Grandma Sarah answered on the second ring. “Lauren. Finally. I was starting to think you'd forgotten how phones work.”
“Hi, Grandma. Sorry it took me so long to call back.”
“Don't apologize. Just tell me you're coming.”
Lauren took a deep breath. “I'm coming.”
There was a pause. Then her grandmother's voice, softer than before. “You mean it?”
“I mean it. Jeff will stay with the kids. We'll make it work.”
“Oh, sweetheart.” She could hear the smile in her grandmother's voice. “You have no idea how happy that makes me.”
“Don't get too excited. I'm probably going to complain the whole drive.”
“I wouldn't expect anything less.” Grandma Sarah laughed. “I'll call Sarah and let her know. We'll pick you up Sunday morning. Be ready by six.”
“Six in the morning?”
“Early start. Long drive. No complaints.”
Lauren smiled. “Yes, ma'am.”
They talked for a few more minutes, working out the details. What to pack, where they would stop, how long they expected the drive to take. By the time they hung up, Lauren felt lighter than she had in days. The decision was made. The path was set.
Jeff watched her with a smile. “Feel better?”
“I feel terrified. But also excited. Is that possible?”
“Absolutely. That's how all the best adventures start.”
Lauren wrapped her arms around his neck. “Thank you. For pushing me. For pushing me to do this.”
“You need to be with your family as often as you can.” He kissed her forehead. “You just forget sometimes.”
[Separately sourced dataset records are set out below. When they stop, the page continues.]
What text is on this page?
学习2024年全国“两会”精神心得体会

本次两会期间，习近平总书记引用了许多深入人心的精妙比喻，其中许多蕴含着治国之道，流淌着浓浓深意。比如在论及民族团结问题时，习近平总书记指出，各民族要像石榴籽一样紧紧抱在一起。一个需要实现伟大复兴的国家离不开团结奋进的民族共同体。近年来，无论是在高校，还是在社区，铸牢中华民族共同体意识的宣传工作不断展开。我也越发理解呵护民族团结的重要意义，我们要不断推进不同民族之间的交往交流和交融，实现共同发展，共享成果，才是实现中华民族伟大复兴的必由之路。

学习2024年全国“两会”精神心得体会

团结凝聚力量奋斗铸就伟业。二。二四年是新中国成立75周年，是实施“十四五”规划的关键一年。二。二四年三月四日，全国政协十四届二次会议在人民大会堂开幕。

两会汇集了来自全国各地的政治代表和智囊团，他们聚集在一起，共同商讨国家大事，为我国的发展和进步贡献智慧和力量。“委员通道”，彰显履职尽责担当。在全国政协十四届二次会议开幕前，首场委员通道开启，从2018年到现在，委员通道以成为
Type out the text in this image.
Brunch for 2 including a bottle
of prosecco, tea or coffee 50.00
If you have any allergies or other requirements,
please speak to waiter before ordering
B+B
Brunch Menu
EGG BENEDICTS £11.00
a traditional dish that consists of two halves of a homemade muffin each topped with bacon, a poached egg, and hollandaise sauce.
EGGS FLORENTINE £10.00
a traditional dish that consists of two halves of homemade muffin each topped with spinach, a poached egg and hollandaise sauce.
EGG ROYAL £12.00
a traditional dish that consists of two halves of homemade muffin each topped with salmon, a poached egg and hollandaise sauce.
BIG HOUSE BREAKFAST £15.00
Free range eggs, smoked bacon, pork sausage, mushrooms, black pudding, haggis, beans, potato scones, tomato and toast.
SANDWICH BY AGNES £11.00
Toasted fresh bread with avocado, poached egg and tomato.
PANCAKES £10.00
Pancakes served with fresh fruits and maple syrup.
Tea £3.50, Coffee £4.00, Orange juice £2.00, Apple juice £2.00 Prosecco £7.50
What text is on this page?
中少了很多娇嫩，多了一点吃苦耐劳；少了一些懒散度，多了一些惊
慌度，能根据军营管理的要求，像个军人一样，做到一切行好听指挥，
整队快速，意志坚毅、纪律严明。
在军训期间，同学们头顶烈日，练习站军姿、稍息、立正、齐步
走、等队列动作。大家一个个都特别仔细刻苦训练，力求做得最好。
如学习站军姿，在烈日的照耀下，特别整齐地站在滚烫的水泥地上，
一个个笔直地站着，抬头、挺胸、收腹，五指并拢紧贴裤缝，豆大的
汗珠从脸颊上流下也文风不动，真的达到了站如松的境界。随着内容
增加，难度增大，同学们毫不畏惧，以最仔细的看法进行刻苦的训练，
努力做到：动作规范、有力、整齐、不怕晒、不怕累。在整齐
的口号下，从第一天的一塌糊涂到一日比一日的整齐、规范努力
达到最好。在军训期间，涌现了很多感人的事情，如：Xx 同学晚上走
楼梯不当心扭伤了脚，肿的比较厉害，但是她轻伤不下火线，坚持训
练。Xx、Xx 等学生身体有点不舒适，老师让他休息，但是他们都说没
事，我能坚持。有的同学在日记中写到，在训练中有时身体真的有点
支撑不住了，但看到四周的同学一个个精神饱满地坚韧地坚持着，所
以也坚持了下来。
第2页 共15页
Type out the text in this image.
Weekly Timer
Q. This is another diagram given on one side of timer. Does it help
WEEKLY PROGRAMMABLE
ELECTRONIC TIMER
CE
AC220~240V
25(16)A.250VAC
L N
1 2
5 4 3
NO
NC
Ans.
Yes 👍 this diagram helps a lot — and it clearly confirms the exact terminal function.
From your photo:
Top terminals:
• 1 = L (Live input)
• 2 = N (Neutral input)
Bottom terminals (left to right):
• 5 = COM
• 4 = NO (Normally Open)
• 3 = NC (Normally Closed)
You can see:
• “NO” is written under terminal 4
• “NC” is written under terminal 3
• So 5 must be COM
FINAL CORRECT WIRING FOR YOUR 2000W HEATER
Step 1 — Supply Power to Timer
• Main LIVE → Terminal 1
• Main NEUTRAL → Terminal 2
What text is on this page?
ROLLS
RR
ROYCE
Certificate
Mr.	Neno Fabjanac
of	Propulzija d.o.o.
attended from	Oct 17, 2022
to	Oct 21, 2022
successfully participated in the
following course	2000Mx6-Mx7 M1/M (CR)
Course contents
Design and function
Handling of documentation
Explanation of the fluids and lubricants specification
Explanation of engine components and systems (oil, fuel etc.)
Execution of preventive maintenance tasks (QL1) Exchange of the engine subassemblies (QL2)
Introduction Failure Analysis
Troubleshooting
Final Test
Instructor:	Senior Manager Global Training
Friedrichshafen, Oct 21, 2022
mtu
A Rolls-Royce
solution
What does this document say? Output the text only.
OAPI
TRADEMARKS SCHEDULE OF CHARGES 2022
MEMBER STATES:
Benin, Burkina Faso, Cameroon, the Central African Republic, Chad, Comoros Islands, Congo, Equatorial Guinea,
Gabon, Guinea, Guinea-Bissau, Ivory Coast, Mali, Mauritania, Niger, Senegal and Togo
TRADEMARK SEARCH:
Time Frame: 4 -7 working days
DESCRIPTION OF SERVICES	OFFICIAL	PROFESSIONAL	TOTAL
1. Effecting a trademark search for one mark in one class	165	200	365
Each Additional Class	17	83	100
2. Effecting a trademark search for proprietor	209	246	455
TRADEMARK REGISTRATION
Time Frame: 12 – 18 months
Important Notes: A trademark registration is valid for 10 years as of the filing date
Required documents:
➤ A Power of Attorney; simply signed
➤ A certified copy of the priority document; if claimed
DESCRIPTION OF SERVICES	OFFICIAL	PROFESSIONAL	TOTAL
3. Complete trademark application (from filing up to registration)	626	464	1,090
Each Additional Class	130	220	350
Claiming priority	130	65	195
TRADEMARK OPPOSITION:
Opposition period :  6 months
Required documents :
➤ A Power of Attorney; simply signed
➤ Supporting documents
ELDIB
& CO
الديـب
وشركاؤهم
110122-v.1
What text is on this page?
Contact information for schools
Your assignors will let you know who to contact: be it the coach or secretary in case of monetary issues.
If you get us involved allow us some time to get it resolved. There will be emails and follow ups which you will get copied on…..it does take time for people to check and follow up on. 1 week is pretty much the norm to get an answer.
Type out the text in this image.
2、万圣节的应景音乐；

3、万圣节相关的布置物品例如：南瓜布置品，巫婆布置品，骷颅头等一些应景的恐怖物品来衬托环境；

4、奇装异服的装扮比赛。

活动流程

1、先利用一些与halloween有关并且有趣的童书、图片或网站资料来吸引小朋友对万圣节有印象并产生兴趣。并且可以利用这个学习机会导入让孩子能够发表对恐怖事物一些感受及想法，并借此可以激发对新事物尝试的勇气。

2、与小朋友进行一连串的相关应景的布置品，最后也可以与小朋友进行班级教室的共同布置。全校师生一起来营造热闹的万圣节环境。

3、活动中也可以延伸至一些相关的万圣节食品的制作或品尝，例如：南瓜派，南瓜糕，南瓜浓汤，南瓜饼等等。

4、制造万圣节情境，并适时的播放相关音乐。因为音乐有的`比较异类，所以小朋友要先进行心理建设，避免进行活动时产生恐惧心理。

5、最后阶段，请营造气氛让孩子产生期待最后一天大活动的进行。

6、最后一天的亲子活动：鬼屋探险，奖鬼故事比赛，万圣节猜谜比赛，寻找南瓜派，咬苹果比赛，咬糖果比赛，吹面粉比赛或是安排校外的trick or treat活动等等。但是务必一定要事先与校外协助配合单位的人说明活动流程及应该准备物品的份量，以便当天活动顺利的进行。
Upstairs, Daniel started to cry, the sound of a toddler waking from a nap and demanding attention. Lauren sighed and stepped back.
“Duty calls.”
“Go. I'll clean up lunch.” Jeff gathered the plates and carried them to the sink. “And Lauren? Start packing tonight. If I know your grandmother, she'll be here at five-fifty-nine on Sunday honking the horn.”
Lauren laughed and headed for the stairs. He was right, of course. Grandma Sarah waited for no one.
As she climbed toward Daniel's room, she thought about the week ahead. The RV, the road, the long hours of conversation with her grandmother and sister. The farm in Massachusetts, where Beth was waiting to become a mother. The house in Andover, where she’d grown up, where she had learned what family meant and how easily it could fracture.
She was going back, and maybe this time she would finally be able to truly appreciate the past while letting some of it go.